The list: Most quotable Redskins by position

There are talkers and there are talkers.

There are plenty of ways to rank the various offensive and defensive units on the Washington Redskins. One is by which group has the best talkers or rather the most quotable players. While I wouldn't say any unit is a true wasteland of yap, some are simply more colorful and unique than others, which leads to reporters seeking them out almost regardless of storylines. Here's the pre-2016 season list of the best quotes by position while saving the best for last.

Running backs - Not only is the backfield the most uncertain unit on the team, but the most understated group. Matt Jones' runs violently on the field, but talks softly off it. Chris Thompson jukes defenders with his cutting ability, but talks straightforward. Just like we haven't seen much of Keith Marshall in practice, we haven't heard him talk much either.

Offensive line - It's typical for these mountain men around the league to let their play do their talking. That's the case for some here (see Lichtensteiger, Kory), but there's hope. Pro Bowl left tackle Trent Williams is both cordial and candid. The smile on Morgan Moses' face is larger this year, his second as Washington's starting right tackle. Initial signs point to improved performance when it comes to keeping quarterback Kirk Cousins upright and dropping some helpful words. There might be a debate over whether Shawn Lauvao or Spencer Long should start at left guard, but there's no doubt Lauvao is the better storyteller. Will be curious if the always-pleasant Brandon Scherff opens up more as his career takes off. 

Wide receiversDeSean Jackson, Pierre Garcon, Jamison Crowder and Josh Doctson might be part of the NFL's top receiving group, but aren't necessarily go-to targets for insight beyond their general celebrity status. That said, Garcon, who runs the most dangerous routes on the field, provides tough talk at times in front of the microphones. Jackson is the Redskins' version of E.F. Hutton because at any moment he could say some epic shit that's anything but basic. 

Defensive line - Frankly, this ranking is lower than I expected seeing as last year the DL was the place to be. Perhaps similar to questions about the playing rotation, the depth took a hit with Terrance Knighton's exit. Ricky Jean Francois is a funnel of positivity and excitement. Chris Baker is all kinds of accommodating, but at times checks the "Swaggy" persona witnessed on social media at the door before interviews. Kedric Golston provides unique perspective as the longest tenured player on the team. We'll see what help newcomers Kendall Reyes and Ziggy Hood provide.

Quarterbacks - This is basically a one-man situation. While Kirk Cousins' politician type answers game is strong, he'll go hard when there's a point to make yet in such a way some might initially hear a non-answer. Sure, "You like that" is dangerously close to feeling overplayed, but the organic moment was the Redskins' quote of 2015.

Linebackers - Will Compton's enthusiasm for football pops when talking with reporters while Junior Galette applies his pass rushing intensity to nearly every sentence.
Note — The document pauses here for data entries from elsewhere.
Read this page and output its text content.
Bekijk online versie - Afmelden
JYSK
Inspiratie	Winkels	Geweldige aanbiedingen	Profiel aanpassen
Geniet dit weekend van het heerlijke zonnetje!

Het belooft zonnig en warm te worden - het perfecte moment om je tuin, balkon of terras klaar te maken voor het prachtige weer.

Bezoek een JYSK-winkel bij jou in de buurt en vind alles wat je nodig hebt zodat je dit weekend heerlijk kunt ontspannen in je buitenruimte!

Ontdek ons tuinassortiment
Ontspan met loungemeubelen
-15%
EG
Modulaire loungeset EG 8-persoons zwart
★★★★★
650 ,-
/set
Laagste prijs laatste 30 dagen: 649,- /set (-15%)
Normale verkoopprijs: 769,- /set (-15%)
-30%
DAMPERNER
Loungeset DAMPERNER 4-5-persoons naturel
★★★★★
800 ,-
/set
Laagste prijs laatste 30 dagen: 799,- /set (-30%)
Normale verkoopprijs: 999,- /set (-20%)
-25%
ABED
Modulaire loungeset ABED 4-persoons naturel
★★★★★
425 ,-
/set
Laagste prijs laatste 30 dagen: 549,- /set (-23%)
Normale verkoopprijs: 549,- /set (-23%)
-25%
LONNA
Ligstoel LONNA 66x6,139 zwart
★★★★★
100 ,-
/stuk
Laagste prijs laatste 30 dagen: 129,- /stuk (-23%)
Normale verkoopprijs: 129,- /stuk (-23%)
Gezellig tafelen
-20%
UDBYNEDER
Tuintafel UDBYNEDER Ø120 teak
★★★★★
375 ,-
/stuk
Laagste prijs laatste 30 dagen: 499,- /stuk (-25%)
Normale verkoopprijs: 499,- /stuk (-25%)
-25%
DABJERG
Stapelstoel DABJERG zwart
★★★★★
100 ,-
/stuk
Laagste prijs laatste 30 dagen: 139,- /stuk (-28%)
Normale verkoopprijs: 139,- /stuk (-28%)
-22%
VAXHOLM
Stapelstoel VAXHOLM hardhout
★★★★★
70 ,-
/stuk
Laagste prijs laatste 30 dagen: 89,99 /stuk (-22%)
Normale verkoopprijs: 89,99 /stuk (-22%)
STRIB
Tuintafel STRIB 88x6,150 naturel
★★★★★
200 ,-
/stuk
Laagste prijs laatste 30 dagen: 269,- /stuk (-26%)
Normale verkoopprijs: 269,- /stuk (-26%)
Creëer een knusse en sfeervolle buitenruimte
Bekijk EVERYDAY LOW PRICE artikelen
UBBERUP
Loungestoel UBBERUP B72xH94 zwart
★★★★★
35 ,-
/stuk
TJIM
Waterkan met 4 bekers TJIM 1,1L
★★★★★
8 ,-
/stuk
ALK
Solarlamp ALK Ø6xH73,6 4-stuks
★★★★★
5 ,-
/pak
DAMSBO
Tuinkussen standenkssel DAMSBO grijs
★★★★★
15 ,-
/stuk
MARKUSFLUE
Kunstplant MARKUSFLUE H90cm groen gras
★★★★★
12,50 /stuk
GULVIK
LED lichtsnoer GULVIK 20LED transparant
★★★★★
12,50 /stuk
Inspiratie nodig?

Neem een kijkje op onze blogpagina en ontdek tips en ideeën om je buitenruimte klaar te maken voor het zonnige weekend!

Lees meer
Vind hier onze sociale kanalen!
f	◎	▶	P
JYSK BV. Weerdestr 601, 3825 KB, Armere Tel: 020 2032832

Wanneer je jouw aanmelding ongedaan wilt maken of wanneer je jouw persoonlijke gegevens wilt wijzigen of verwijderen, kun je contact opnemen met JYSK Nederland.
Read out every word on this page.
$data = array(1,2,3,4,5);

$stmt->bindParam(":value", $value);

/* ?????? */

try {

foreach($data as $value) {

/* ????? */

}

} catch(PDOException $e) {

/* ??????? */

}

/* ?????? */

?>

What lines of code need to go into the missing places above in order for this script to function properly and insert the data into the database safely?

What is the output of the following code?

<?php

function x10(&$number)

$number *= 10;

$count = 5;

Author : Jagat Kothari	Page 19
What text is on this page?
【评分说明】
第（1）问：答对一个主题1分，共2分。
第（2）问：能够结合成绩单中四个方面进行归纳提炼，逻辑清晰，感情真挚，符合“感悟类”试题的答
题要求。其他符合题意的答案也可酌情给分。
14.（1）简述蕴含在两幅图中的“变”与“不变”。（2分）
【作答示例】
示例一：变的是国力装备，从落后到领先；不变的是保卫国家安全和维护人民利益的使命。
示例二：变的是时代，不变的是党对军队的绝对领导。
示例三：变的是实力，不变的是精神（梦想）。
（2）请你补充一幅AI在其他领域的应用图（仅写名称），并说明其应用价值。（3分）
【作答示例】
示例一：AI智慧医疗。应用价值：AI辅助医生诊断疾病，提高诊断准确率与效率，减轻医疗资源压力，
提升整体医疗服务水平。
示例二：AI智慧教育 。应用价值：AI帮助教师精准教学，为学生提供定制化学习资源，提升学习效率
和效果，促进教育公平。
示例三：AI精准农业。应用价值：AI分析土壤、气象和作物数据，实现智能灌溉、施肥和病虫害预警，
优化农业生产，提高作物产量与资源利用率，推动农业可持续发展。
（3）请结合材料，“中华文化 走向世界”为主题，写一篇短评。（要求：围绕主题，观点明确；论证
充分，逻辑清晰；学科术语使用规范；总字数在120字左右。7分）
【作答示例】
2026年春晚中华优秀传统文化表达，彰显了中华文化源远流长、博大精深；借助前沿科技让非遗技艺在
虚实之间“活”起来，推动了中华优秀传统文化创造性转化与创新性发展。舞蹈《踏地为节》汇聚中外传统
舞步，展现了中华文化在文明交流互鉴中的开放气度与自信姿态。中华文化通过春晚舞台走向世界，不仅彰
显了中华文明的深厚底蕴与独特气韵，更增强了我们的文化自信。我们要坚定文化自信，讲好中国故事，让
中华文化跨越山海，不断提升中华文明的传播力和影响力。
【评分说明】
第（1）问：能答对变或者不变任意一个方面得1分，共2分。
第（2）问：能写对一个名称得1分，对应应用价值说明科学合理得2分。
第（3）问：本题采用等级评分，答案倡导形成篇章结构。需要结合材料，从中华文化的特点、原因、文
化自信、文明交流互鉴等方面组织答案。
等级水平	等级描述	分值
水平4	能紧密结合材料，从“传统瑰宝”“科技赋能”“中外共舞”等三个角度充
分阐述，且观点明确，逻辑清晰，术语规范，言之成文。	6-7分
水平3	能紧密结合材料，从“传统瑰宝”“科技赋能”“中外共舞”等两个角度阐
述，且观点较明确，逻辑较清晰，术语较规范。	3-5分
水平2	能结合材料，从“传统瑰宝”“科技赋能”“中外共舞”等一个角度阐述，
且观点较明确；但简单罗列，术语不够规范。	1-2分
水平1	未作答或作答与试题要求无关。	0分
Preston Smith could end up becoming a sneaky star in time. Ryan Kerrigan won't provide bulletin board material or a juicy headline, but he's there for a solid synopsis from a team leader. Potential exists with rookie and Seinfeld fanatic Su'a Cravens.

Tight ends - Jordan Reed is the star between the lines, but Niles Paul and Vernon Davis are the Pro Bowl options in the talking realm. Both bring introspection when discussing their football lives and challenges not often found with athletes or humans in general while at the same time motivating those around them. Hey, Jay Gruden, get these guys involved in the passing game so there's even more reason to seek out sound bites.

Defensive backs - No Crying Jordan emoji when talking about these talkers. Safety David Bruton, signed as a free agent this offseason is thoughtful, interesting and might not even crack the starting lineup in the secondary when it comes to most quotable. Josh Norman's signing didn't just potentially transform an entire defense, but perhaps the Redskins' entire talker hierarchy. If you don't see or hear from the cornerback after practices or games, start worrying about some kind of media blackout or alien invasion. DeAngelo Hall is transitioning from corner to safety. There's no adjustment needed when it comes to speaking his mind. Duke Ihenacho is a wild card both on the field after an injury-plagued 2015 season and as a talker because of his effervescent style. Bashaud Breeland's confidence pops as he third-year player wants to show all that he should be in consideration among Pro Bowl corners.